Formato: Online Artículo Texto
Lenguaje:English
Publicado: Springer India 2023
Materias:
Acceso en línea:https://www.ncbi.nlm.nih.gov/pmc/articles/PMC9979110/
https://www.ncbi.nlm.nih.gov/pubmed/37122674
http://dx.doi.org/10.1007/s43465-023-00845-2
Descripción
Sumario:OBJECTIVE: Investigate the patient opinion on the use of Artificial Intelligence (AI) in Orthopaedics. METHODS: 397 orthopaedic patients from a large urban academic center and a rural health system completed a 37-component survey querying patient demographics and perspectives on clinical scenarios involving AI. An average comfort score was calculated from thirteen Likert-scale questions (1, not comfortable; 10, very comfortable). Secondary outcomes requested a binary opinion on whether it is acceptable for patient healthcare data to be used to create AI (yes/no) and the impact of AI on: orthopaedic care (positive/negative); healthcare cost (increase/decrease); and their decision to refuse healthcare if cost increased (yes/no). Bivariate and multivariable analyses were employed to identify characteristics that impacted patient perspectives.

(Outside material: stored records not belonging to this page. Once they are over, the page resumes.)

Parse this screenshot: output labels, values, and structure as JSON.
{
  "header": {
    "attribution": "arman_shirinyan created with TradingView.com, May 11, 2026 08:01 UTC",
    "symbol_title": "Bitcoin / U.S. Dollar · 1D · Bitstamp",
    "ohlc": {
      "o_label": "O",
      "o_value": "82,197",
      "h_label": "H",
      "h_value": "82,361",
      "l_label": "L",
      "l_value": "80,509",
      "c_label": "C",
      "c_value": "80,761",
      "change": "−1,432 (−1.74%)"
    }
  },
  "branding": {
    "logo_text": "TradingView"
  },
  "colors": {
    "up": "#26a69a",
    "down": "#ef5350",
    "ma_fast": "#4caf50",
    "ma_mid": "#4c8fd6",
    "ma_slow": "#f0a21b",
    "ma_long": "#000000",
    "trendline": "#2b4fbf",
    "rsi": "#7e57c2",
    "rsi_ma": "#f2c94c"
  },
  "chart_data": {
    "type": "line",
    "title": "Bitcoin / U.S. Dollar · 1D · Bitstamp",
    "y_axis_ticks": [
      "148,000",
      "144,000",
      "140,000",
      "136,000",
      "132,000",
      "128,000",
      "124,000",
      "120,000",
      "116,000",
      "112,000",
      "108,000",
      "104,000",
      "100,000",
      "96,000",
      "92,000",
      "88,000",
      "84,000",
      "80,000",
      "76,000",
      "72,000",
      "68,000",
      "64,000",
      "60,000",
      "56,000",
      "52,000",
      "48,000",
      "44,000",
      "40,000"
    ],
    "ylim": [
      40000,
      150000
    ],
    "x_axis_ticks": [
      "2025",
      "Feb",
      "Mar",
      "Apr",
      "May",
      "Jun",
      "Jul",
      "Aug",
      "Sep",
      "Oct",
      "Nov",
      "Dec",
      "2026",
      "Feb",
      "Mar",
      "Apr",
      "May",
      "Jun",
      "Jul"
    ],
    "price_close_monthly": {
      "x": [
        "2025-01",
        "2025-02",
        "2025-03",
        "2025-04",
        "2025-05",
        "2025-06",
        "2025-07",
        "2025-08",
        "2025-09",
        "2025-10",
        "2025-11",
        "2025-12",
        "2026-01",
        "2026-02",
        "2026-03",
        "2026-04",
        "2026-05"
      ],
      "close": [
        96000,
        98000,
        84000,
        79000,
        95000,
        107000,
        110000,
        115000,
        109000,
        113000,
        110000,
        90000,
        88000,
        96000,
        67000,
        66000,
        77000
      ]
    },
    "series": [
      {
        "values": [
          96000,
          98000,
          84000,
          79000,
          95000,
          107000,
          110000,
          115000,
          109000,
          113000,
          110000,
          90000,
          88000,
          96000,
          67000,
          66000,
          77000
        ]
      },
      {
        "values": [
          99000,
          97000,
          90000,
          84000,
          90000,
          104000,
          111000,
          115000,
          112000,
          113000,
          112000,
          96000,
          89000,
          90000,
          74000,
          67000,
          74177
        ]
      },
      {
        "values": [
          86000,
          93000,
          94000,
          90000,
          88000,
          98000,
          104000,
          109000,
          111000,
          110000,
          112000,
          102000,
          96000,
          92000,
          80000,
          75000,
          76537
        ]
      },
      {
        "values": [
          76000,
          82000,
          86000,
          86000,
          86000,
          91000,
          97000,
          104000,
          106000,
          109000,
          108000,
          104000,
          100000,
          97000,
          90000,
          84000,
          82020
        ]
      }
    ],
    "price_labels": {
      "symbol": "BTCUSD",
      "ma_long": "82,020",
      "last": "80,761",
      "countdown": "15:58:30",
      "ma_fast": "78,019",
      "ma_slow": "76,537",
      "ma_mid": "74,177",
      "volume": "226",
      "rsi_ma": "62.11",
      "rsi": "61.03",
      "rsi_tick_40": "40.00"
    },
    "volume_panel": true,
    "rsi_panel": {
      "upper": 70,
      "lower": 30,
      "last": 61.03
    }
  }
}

RESULTS: The average comfort score across the population was 6.4, with significant bivariate differences between age (p = 0.0086), gender (p = 0.0001), education (p = 0.0029), experience with AI/ML (p < 0.0001), survey format (p < 0.0001), and four binary outcomes (p < 0.05). When controlling for age and education, multivariable regression identified significant relationships between comfort score and experience with AI/ML (p = 0.0018) and each of the four binary outcomes (p < 0.05). In the final multivariable model gender, survey format, perceived impact of AI on orthopaedic care, and the decision to refuse care if it were to increase cost remained significantly associated with the average AI comfort score (p < 0.05). Additionally, patients were not comfortable undergoing surgery entirely by a robot with distant physician supervision compared to close supervision. CONCLUSION: The orthopaedic patient appears comfortable with AI joining the care team.